Levator Trauma. Identification and Implications
The diagnostic assessment of pelvic floor function and anatomy is moving from the fringes to the mainstream of Obstetrics and Gynaecology. Modern imaging methods such as magnetic resonance and 3D ultrasound have enabled us to diagnose major abnormalities of pelvic floor structure and function reliably and accurately. These most commonly take the form of an avulsion of the puborectalis muscle off its insertion on the os pubis. Such trauma can also be palpated- a skill that is available to every clinician, requiring neither investment nor specialised equipment.

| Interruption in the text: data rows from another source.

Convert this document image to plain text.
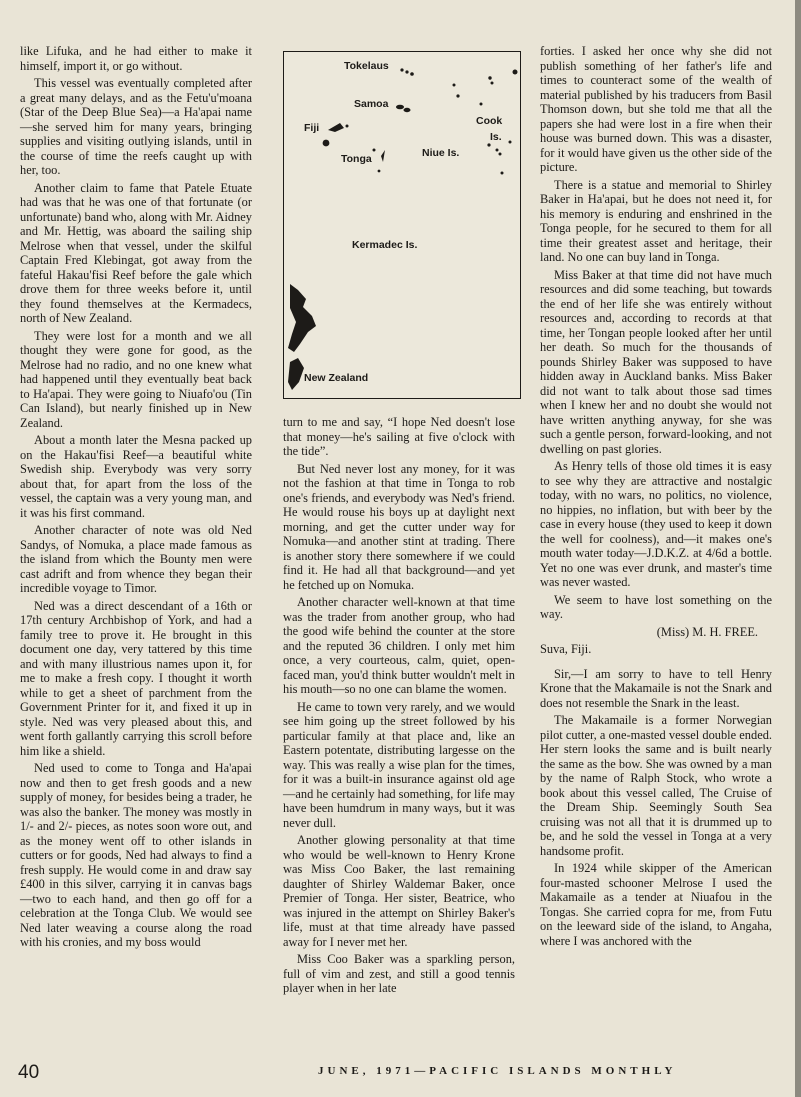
like Lifuka, and he had either to make it himself, import it, or go without.

This vessel was eventually completed after a great many delays, and as the Fetu'u'moana (Star of the Deep Blue Sea)—a Ha'apai name—she served him for many years, bringing supplies and visiting outlying islands, until in the course of time the reefs caught up with her, too.

Another claim to fame that Patele Etuate had was that he was one of that fortunate (or unfortunate) band who, along with Mr. Aidney and Mr. Hettig, was aboard the sailing ship Melrose when that vessel, under the skilful Captain Fred Klebingat, got away from the fateful Hakau'fisi Reef before the gale which drove them for three weeks before it, until they found themselves at the Kermadecs, north of New Zealand.

They were lost for a month and we all thought they were gone for good, as the Melrose had no radio, and no one knew what had happened until they eventually beat back to Ha'apai. They were going to Niuafo'ou (Tin Can Island), but nearly finished up in New Zealand.

About a month later the Mesna packed up on the Hakau'fisi Reef—a beautiful white Swedish ship. Everybody was very sorry about that, for apart from the loss of the vessel, the captain was a very young man, and it was his first command.

Another character of note was old Ned Sandys, of Nomuka, a place made famous as the island from which the Bounty men were cast adrift and from whence they began their incredible voyage to Timor.

Ned was a direct descendant of a 16th or 17th century Archbishop of York, and had a family tree to prove it. He brought in this document one day, very tattered by this time and with many illustrious names upon it, for me to make a fresh copy. I thought it worth while to get a sheet of parchment from the Government Printer for it, and fixed it up in style. Ned was very pleased about this, and went forth gallantly carrying this scroll before him like a shield.

Ned used to come to Tonga and Ha'apai now and then to get fresh goods and a new supply of money, for besides being a trader, he was also the banker. The money was mostly in 1/- and 2/- pieces, as notes soon wore out, and as the money went off to other islands in cutters or for goods, Ned had always to find a fresh supply. He would come in and draw say £400 in this silver, carrying it in canvas bags—two to each hand, and then go off for a celebration at the Tonga Club. We would see Ned later weaving a course along the road with his cronies, and my boss would

Tokelaus
Samoa
Fiji
Cook
Is.
Niue Is.
Tonga
Kermadec Is.
New Zealand

turn to me and say, “I hope Ned doesn't lose that money—he's sailing at five o'clock with the tide”.

But Ned never lost any money, for it was not the fashion at that time in Tonga to rob one's friends, and everybody was Ned's friend. He would rouse his boys up at daylight next morning, and get the cutter under way for Nomuka—and another stint at trading. There is another story there somewhere if we could find it. He had all that background—and yet he fetched up on Nomuka.

Another character well-known at that time was the trader from another group, who had the good wife behind the counter at the store and the reputed 36 children. I only met him once, a very courteous, calm, quiet, open-faced man, you'd think butter wouldn't melt in his mouth—so no one can blame the women.

He came to town very rarely, and we would see him going up the street followed by his particular family at that place and, like an Eastern potentate, distributing largesse on the way. This was really a wise plan for the times, for it was a built-in insurance against old age—and he certainly had something, for life may have been humdrum in many ways, but it was never dull.

Another glowing personality at that time who would be well-known to Henry Krone was Miss Coo Baker, the last remaining daughter of Shirley Waldemar Baker, once Premier of Tonga. Her sister, Beatrice, who was injured in the attempt on Shirley Baker's life, must at that time already have passed away for I never met her.

Miss Coo Baker was a sparkling person, full of vim and zest, and still a good tennis player when in her late

forties. I asked her once why she did not publish something of her father's life and times to counteract some of the wealth of material published by his traducers from Basil Thomson down, but she told me that all the papers she had were lost in a fire when their house was burned down. This was a disaster, for it would have given us the other side of the picture.

There is a statue and memorial to Shirley Baker in Ha'apai, but he does not need it, for his memory is enduring and enshrined in the Tonga people, for he secured to them for all time their greatest asset and heritage, their land. No one can buy land in Tonga.

Miss Baker at that time did not have much resources and did some teaching, but towards the end of her life she was entirely without resources and, according to records at that time, her Tongan people looked after her until her death. So much for the thousands of pounds Shirley Baker was supposed to have hidden away in Auckland banks. Miss Baker did not want to talk about those sad times when I knew her and no doubt she would not have written anything anyway, for she was such a gentle person, forward-looking, and not dwelling on past glories.

As Henry tells of those old times it is easy to see why they are attractive and nostalgic today, with no wars, no politics, no violence, no hippies, no inflation, but with beer by the case in every house (they used to keep it down the well for coolness), and—it makes one's mouth water today—J.D.K.Z. at 4/6d a bottle. Yet no one was ever drunk, and master's time was never wasted.

We seem to have lost something on the way.

(Miss) M. H. FREE.

Suva, Fiji.

Sir,—I am sorry to have to tell Henry Krone that the Makamaile is not the Snark and does not resemble the Snark in the least.

The Makamaile is a former Norwegian pilot cutter, a one-masted vessel double ended. Her stern looks the same and is built nearly the same as the bow. She was owned by a man by the name of Ralph Stock, who wrote a book about this vessel called, The Cruise of the Dream Ship. Seemingly South Sea cruising was not all that it is drummed up to be, and he sold the vessel in Tonga at a very handsome profit.

In 1924 while skipper of the American four-masted schooner Melrose I used the Makamaile as a tender at Niuafou in the Tongas. She carried copra for me, from Futu on the leeward side of the island, to Angaha, where I was anchored with the

40	JUNE, 1971—PACIFIC ISLANDS MONTHLY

In this presentation I will try to summarize the methodologies of pelvic floor assessment by palpation and ultrasound, and to describe the commonest abnormalities and their consequences. Levator avulsion occurs in about 20% of all women delivering vaginally, with vaginal operative delivery and maternal age the main predictors. Avulsion is associated with anterior and central compartment prolapse and with prolapse recurrence after reconstructive surgery. It is the only useful predictor of surgical failure and potentially useful in selecting patients for modern mesh techniques of prolapse repair. This seems particularly likely for cystocele repair since recurrence after routine anterior colporrhaphy is common.
On the other hand, recent developments open up possibilities for prevention of trauma (and thereby later prolapse), either by identifying high-risk patients and offering them elective Caesarean Section, via intervention trials designed to alter the biomechanical properties of the muscle and its insertion, or by changing obstetric management. The area certainly promises to be a fertile field for future clinical research.